Начиная со второго января заведующие отделениями начинали появляться на работе. Кто через день, а кто через два дня на третий — это уже в зависимости от ситуации в отделении. Моршанцев, сдав дежурство доктору из отделения хирургического лечения тахиаритмий, зашел к заведующей, рассказал ей о случившемся и положил на стол докладную. К огромному его удивлению, Ирина Николаевна слушала равнодушно, не ахая, не охая и не выказывая признаков начальственного гнева. Он-то ожидал большего, а все закончилось словами:
— Придется в январе им работать без премии.
— И все? — вырвалось у Моршанцева. — А если бы…
— Если бы да кабы, то во рту выросли бы бобы, — сухо оборвала его Ирина Николаевна. — Обошлось — и ладно. Бейся дальше, сердце!
— Но это такое…
— У нас на каждом шагу такое, Дмитрий Константинович! Каждый праздник сидим как на иголках.
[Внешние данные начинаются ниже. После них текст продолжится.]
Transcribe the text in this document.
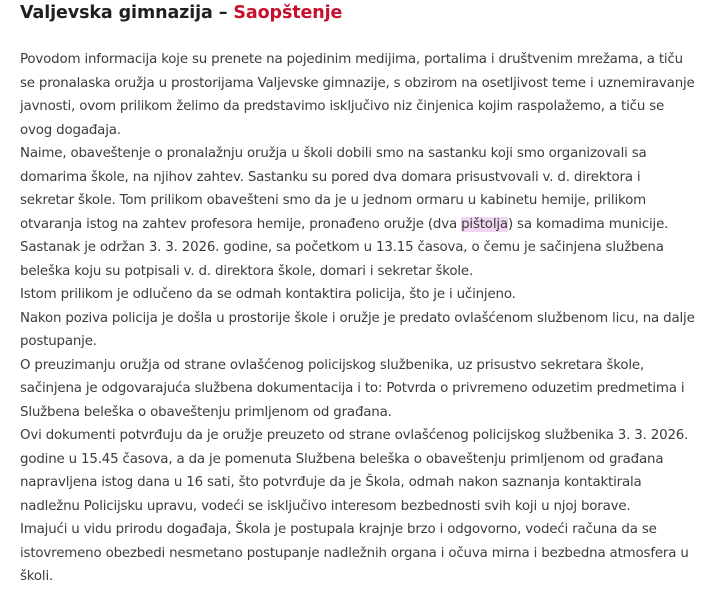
Valjevska gimnazija – Saopštenje

Povodom informacija koje su prenete na pojedinim medijima, portalima i društvenim mrežama, a tiču se pronalaska oružja u prostorijama Valjevske gimnazije, s obzirom na osetljivost teme i uznemiravanje javnosti, ovom prilikom želimo da predstavimo isključivo niz činjenica kojim raspolažemo, a tiču se ovog događaja.

Naime, obaveštenje o pronalažnju oružja u školi dobili smo na sastanku koji smo organizovali sa domarima škole, na njihov zahtev. Sastanku su pored dva domara prisustvovali v. d. direktora i sekretar škole. Tom prilikom obavešteni smo da je u jednom ormaru u kabinetu hemije, prilikom otvaranja istog na zahtev profesora hemije, pronađeno oružje (dva pištolja) sa komadima municije.

Sastanak je održan 3. 3. 2026. godine, sa početkom u 13.15 časova, o čemu je sačinjena službena beleška koju su potpisali v. d. direktora škole, domari i sekretar škole.

Istom prilikom je odlučeno da se odmah kontaktira policija, što je i učinjeno.

Nakon poziva policija je došla u prostorije škole i oružje je predato ovlašćenom službenom licu, na dalje postupanje.

O preuzimanju oružja od strane ovlašćenog policijskog službenika, uz prisustvo sekretara škole, sačinjena je odgovarajuća službena dokumentacija i to: Potvrda o privremeno oduzetim predmetima i Službena beleška o obaveštenju primljenom od građana.

Ovi dokumenti potvrđuju da je oružje preuzeto od strane ovlašćenog policijskog službenika 3. 3. 2026. godine u 15.45 časova, a da je pomenuta Službena beleška o obaveštenju primljenom od građana napravljena istog dana u 16 sati, što potvrđuje da je Škola, odmah nakon saznanja kontaktirala nadležnu Policijsku upravu, vodeći se isključivo interesom bezbednosti svih koji u njoj borave.

Imajući u vidu prirodu događaja, Škola je postupala krajnje brzo i odgovorno, vodeći računa da se istovremeno obezbedi nesmetano postupanje nadležnih organa i očuva mirna i bezbedna atmosfera u školi.
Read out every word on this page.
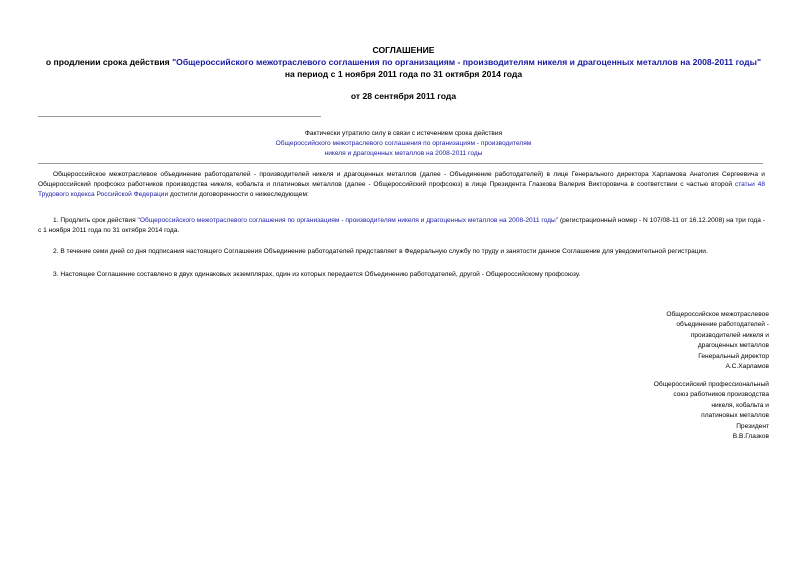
СОГЛАШЕНИЕ
о продлении срока действия "Общероссийского межотраслевого соглашения по организациям - производителям никеля и драгоценных металлов на 2008-2011 годы" на период с 1 ноября 2011 года по 31 октября 2014 года
от 28 сентября 2011 года
Фактически утратило силу в связи с истечением срока действия
Общероссийского межотраслевого соглашения по организациям - производителям
никеля и драгоценных металлов на 2008-2011 годы

Общероссийское межотраслевое объединение работодателей - производителей никеля и драгоценных металлов (далее - Объединение работодателей) в лице Генерального директора Харламова Анатолия Сергеевича и Общероссийский профсоюз работников производства никеля, кобальта и платиновых металлов (далее - Общероссийский профсоюз) в лице Президента Глазкова Валерия Викторовича в соответствии с частью второй статьи 48 Трудового кодекса Российской Федерации достигли договоренности о нижеследующем:

1. Продлить срок действия "Общероссийского межотраслевого соглашения по организациям - производителям никеля и драгоценных металлов на 2008-2011 годы" (регистрационный номер - N 107/08-11 от 16.12.2008) на три года - с 1 ноября 2011 года по 31 октября 2014 года.

2. В течение семи дней со дня подписания настоящего Соглашения Объединение работодателей представляет в Федеральную службу по труду и занятости данное Соглашение для уведомительной регистрации.

3. Настоящее Соглашение составлено в двух одинаковых экземплярах, один из которых передается Объединению работодателей, другой - Общероссийскому профсоюзу.

Общероссийское межотраслевое
объединение работодателей -
производителей никеля и
драгоценных металлов
Генеральный директор
А.С.Харламов
Общероссийский профессиональный
союз работников производства
никеля, кобальта и
платиновых металлов
Президент
В.В.Глазков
А в случившемся, между прочим, есть и ваша вина.
— Я-то тут при чем, Ирина Николаевна?
— Недоглядели, не предотвратили. Дежурный врач отвечает за все.
— Да у меня и в мыслях не было…
— Теперь будет. Восьмого марта ворон ловить уже не станете. Usus est optimus magister. [19] Латынь еще не успели забыть?
Директор НИИ кардиологии и кардиохирургии
Каплуненко Всеволод Ревмирович
В советское время Всеволод Ревмирович любил вставить к месту гордое: «Я лечил всех наших руководителей, кроме Ленина». После этой фразы окружающие почтительно умолкали.
19
«Опыт — лучший учитель» (лат.).
Ленина Всеволод Ревмирович не смог бы лечить при всем своем желании, поскольку появился на свет через шесть лет после смерти «самого человечного человека». А вот при лечении Сталина успел поприсутствовать в качестве помощника своего учителя, тестя и наставника по жизни академика Резника, основоположника отечественной кардиологии. Впрочем, некоторые считали основоположником академика Ланга, имя которого носил институт, возглавляемый Всеволодом Ревмировичем, сколько людей — столько и мнений.
Насчет Сталина Всеволод Ревмирович слегка преувеличивал, потому что того лечил тесть, а он только помогал — измерял давление особым опломбированным тонометром, который приносил полковник из охраны вождя, да стенографировал беседу Сталина с тестем. Не для истории, а для того, чтобы у академика Резника была бы возможность на досуге еще раз оценить правильность своих действий и сделать правильные записи в медицинской карте вождя. Но, с другой стороны, участвовал ведь в лечении? Участвовал. Стало быть — лечил.